Tuesday 28 February 2017

Radical Christian Inclusion: What could it mean?



Radical Christian Inclusion must follow the example of Jesus, which would mean welcome and embrace. Jesus seems to have gone places other religious leaders would not have done. This was quite offensive to many. The type of inclusion Jesus offered was not without judgement and a call to repentance at times. Inclusion is in danger of becoming a 'humpty dumpty' sort of word, meaning whatsoever the writer, reader and hearer believe it to be. There will be perils within this eventually.

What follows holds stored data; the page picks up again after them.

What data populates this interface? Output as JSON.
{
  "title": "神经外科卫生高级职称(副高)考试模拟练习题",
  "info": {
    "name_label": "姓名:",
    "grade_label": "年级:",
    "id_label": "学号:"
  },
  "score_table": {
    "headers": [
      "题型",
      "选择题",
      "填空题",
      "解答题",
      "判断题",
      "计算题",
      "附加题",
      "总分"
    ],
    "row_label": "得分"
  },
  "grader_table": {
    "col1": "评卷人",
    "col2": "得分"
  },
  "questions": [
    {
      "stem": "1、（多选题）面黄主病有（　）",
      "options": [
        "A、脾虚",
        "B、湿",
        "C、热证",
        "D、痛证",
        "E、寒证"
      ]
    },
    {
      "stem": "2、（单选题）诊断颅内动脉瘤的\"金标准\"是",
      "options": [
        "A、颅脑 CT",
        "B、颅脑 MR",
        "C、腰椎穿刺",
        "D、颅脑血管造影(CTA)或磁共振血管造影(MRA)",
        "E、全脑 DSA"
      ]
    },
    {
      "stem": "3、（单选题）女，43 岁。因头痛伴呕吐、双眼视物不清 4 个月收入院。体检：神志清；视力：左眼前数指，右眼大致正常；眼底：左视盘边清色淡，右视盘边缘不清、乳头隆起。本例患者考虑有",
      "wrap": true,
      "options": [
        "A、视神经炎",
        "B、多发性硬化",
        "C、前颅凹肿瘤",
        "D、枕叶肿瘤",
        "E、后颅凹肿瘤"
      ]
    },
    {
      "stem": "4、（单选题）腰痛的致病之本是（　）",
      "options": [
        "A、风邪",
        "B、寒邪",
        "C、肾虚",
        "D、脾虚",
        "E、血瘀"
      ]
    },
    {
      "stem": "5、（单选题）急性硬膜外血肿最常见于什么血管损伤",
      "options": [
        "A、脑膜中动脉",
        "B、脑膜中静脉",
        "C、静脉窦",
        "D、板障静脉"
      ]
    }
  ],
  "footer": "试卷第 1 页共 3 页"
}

NT scholars from a variety of traditions would concur that Jesus of Nazareth embraced those he perhaps should not have done, and welcomed those who some within positions of power would not have done. There would though have been challenge as well as embrace, for example changes in life-style were expected. The story of the woman caught in adultery is a case in point (How I wish her partner had been caught too, but c'est la vie). Jesus puts her accusers on the spot, forcing them one by one to admit their own frailties and vulnerabilities, and while ensuring the woman is free, asks her to preserve that freedom, by sinning no more.

Rowan Williams puts it thus: We welcome people into the Church, we say: 'You can come in, and that decision will change you.' We don't say: 'Come in and we ask no questions.' I do believe conversion means conversion of habits, behaviours, ideas, emotions. The boundaries are determined by what it means to be loyal to Jesus Christ. That means to display in all things the mind of Christ. 

Paul is always saying this in his letters: Ethics is not a matter of a set of abstract rules, it is a matter of living the mind of Christ. That applies to sexual ethics; that is why fidelity is important in marriage. You reflect the loyalty of God in Christ. It also concerns the international arena. Christians will always have reconciliation as a priority and refuse to retaliate. By no means everything is negotiable for me. I would not be happy if someone said: Let us discuss the divinity of Christ. That to me seems so constituent of what the Church is."

There are two related dangers faced with the notion of inclusion at present. First, all the discussion revolves around sexuality and same sex relationships, leaving sometimes the impression that it would only be gay and lesbian people who might be challenged about their lifestyles. How much do we challenge the lifestyles of those who come and join our communities. Indeed in my own context, how much do I challenge the lifestyles of those who break bread with me week by week. Inclusion could mean simply at present; welcome and embrace without a call to discipleship. I am over-egging the pudding, at least I hope I am, but if I survey some of the congregations I have attended, and certainly the one in which I grew up in, the lives of regular communicants seemed barely indistinguishable from those who were members of the Working Men's Club or the Labour Party (I am sure other parties did similar good deeds, but in the socialist republic of South Yorkshire, Tories were hard to find). Christians could be in danger of losing their distinctiveness, or as Jesus might well have put it, in peril of losing their saltiness.

The second is that we ignore how inclusive we are at times. At our best, in a bumbling sort of way, Christian communities already include, especially Parish Churches that are not flagships of one particular tradition or another. In Churches I have served and worshipped in, Evangelicals have worshipped alongside Catholics, people of different cultures, races, economic backgrounds and educational abilities, as well as people who defined themselves as gay, same sex attracted, and heterosexual. In fact there have at times, even been young people :-). It would be extraordinarily insulting in one sense to say to those communities that they were not already inclusive.

Inclusion in the context of the current debate is one that is becoming narrowly defined. We might find in the years that lie ahead that it becomes a term that is devoid of meaning or is limited to one.

The little gem found in Galatians 3:28-29, which may have been declared over Christians as they were baptised points to an explosive inclusivity, but also one that demanded that each disciple's identity was framed firstly not in terms of race, class (sic) or gender, but in Christ Jesus. For the Christian, that is our radical identity; that we are found in Christ. That is radical inclusion.